Neste cenário de urgência, instaura-se uma nova "Guerra Fria" tecnológica. O debate central que se impõe à comunidade internacional recai sobre o controle, o monopólio e os riscos dessa tecnologia.
De um lado, as grandes potências mundiais travam uma corrida silenciosa e bilionária para alcançar a "supremacia quântica", buscando garantir hegemonia militar, econômica e de espionagem inquestionável. Do outro lado, levanta-se a urgência de estabelecer acordos globais para evitar que esse avanço crie um abismo cibernético insuperável entre as nações, deixando os países em desenvolvimento completamente expostos. O grande dilema que os líderes mundiais enfrentam é: o futuro da tecnologia quântica será ditado por uma corrida armamentista e pelo sigilo estatal de poucos, ou regulado por tratados de cooperação e segurança compartilhada?




Seu papel como Chefe de Estado
Como líder máximo da sua nação neste comitê, o seu desafio transcende a política interna; você está a jogar no tabuleiro da alta diplomacia e da segurança global. Em um cenário onde a informação e os dados são os recursos mais valiosos, a sua postura e as suas alianças dependerão diretamente do peso geopolítico e da capacidade tecnológica do país que você representa.
As posições neste debate irão variar drasticamente.

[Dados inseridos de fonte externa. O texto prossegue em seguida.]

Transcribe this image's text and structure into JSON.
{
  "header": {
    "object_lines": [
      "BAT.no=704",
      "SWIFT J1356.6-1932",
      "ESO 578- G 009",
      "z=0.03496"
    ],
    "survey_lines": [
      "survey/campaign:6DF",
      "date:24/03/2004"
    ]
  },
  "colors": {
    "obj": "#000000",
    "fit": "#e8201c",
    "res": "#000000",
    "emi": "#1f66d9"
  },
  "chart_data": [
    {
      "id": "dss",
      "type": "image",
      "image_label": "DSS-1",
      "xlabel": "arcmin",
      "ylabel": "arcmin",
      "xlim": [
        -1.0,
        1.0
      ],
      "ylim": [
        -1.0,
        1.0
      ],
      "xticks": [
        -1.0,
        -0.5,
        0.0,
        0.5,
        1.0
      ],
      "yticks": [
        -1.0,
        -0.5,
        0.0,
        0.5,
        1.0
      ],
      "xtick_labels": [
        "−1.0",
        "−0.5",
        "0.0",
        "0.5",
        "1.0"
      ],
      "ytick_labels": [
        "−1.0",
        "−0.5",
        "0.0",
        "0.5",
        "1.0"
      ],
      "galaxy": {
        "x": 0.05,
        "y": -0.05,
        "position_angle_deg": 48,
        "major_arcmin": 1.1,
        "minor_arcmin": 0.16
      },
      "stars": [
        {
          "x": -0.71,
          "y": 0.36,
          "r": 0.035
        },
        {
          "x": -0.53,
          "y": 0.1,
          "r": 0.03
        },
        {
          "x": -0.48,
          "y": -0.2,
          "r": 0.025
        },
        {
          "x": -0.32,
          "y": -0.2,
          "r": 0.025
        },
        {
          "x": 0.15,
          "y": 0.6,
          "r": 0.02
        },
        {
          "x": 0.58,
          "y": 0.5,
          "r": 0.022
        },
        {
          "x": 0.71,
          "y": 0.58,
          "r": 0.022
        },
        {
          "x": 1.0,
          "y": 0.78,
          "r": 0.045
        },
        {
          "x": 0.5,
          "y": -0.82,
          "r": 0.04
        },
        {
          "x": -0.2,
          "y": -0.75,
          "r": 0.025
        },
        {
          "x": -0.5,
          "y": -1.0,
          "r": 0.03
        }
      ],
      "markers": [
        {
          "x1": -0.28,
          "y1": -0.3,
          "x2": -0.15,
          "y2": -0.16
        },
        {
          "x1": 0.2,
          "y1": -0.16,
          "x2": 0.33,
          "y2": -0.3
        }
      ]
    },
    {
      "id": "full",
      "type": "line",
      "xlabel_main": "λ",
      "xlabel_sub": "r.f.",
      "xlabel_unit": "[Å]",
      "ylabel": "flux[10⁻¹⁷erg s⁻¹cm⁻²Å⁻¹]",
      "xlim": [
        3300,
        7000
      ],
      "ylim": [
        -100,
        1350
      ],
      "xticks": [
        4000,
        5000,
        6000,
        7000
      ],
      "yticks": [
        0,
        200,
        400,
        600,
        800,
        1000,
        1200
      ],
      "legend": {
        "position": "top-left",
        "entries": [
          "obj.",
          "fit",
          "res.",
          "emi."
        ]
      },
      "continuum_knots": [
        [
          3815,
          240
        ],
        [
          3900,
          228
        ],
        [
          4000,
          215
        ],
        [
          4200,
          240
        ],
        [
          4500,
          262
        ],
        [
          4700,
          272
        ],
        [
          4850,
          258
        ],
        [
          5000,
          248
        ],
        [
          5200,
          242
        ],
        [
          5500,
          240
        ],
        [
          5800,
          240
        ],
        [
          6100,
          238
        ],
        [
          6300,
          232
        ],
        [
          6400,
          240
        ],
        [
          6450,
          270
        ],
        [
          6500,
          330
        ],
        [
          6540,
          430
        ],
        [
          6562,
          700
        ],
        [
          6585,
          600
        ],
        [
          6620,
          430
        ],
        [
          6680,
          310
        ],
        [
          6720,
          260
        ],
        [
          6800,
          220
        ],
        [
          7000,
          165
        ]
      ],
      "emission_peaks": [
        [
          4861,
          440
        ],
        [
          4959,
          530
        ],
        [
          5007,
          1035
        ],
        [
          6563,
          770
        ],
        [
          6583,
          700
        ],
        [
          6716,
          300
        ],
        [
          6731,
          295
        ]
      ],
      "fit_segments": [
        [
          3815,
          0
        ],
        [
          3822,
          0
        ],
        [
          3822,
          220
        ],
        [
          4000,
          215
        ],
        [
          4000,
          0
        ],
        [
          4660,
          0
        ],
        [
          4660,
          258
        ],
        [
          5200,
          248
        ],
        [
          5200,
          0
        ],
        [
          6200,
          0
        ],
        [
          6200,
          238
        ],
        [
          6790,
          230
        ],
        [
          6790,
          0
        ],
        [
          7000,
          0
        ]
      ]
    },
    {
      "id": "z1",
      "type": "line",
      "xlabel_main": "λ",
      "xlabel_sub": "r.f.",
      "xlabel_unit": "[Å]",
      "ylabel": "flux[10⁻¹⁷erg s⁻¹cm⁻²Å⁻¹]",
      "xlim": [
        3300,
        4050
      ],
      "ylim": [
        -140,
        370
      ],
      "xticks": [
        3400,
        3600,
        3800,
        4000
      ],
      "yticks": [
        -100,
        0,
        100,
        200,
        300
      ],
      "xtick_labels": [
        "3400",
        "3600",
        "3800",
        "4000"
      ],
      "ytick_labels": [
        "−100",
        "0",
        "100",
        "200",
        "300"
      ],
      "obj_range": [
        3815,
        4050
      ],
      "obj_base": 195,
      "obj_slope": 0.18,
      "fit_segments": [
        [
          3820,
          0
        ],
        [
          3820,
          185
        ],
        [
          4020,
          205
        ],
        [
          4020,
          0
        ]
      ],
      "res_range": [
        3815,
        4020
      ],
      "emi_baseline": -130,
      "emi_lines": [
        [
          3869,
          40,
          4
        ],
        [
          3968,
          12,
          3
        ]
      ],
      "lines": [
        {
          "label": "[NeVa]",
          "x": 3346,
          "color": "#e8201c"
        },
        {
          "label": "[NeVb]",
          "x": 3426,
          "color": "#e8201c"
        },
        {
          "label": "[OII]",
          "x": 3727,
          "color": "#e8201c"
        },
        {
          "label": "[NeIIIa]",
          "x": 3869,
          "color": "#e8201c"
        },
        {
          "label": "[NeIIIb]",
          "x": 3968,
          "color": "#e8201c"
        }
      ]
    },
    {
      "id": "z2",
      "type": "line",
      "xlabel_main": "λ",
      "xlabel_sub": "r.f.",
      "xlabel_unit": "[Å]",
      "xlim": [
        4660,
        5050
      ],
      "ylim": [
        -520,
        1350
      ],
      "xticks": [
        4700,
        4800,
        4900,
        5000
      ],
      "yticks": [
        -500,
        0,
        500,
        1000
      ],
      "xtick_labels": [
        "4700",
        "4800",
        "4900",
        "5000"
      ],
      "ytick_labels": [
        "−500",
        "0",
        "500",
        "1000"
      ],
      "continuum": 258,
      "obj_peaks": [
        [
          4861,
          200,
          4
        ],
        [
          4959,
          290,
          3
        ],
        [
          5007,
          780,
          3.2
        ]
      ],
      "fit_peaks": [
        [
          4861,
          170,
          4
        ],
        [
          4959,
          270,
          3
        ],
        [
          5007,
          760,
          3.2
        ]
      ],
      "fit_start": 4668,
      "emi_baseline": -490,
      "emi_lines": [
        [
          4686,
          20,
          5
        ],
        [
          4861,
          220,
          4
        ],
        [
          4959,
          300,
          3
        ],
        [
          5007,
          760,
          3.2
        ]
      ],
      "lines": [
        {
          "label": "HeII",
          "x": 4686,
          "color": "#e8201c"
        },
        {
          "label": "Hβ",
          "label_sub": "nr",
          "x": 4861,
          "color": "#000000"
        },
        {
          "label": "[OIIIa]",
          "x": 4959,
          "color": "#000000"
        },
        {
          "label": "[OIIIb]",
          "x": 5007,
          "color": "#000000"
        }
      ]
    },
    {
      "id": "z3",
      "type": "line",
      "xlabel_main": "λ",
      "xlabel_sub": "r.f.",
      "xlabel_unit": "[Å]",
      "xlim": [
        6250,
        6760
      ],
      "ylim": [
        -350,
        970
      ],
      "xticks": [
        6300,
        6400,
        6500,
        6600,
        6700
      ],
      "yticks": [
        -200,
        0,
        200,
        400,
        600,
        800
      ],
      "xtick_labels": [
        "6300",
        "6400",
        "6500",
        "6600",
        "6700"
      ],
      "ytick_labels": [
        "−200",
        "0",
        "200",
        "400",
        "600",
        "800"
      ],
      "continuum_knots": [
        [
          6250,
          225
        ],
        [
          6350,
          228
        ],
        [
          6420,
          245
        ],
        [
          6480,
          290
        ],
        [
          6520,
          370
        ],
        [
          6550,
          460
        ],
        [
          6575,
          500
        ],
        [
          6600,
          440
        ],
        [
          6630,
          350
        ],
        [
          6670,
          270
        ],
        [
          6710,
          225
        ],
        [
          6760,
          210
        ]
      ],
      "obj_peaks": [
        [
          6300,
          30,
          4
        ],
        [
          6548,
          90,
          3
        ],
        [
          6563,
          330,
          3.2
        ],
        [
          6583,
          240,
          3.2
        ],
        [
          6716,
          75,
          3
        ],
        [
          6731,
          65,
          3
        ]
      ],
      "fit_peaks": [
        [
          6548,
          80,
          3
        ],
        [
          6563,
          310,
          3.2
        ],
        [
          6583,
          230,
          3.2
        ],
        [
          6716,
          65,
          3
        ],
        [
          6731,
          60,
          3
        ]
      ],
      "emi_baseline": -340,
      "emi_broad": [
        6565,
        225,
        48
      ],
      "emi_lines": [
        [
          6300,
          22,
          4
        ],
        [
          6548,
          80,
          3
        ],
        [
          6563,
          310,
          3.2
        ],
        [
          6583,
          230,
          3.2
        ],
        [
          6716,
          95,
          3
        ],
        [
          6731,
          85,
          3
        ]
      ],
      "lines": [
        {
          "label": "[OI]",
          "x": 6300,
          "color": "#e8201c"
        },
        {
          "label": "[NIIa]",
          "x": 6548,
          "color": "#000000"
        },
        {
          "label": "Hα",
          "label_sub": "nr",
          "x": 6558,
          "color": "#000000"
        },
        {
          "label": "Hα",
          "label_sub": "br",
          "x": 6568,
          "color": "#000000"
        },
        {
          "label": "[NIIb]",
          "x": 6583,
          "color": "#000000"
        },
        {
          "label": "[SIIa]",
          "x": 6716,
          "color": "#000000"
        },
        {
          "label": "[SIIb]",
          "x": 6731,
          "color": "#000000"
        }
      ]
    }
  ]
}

Se você chefia uma superpotência, o seu objetivo primário pode ser proteger a sua propriedade intelectual, manter a dianteira na corrida quântica e assegurar que qualquer regulamentação internacional não freie o seu avanço ou a sua hegemonia. Em contrapartida, se você representa uma nação em desenvolvimento, a sua missão urgente será formar blocos estratégicos para exigir transferência de tecnologia, cooperação internacional e garantias de que o seu país não ficará à mercê da espionagem ou da exclusão digital.
A sua responsabilidade máxima será defender a soberania do seu Estado. Você precisará usar toda a sua habilidade diplomática, poder de negociação e oratória para costurar tratados, impor limites éticos ou forjar alianças de defesa cibernética. Nas suas mãos está a responsabilidade de posicionar o seu país de forma segura na nova ordem mundial ditada pela era quântica.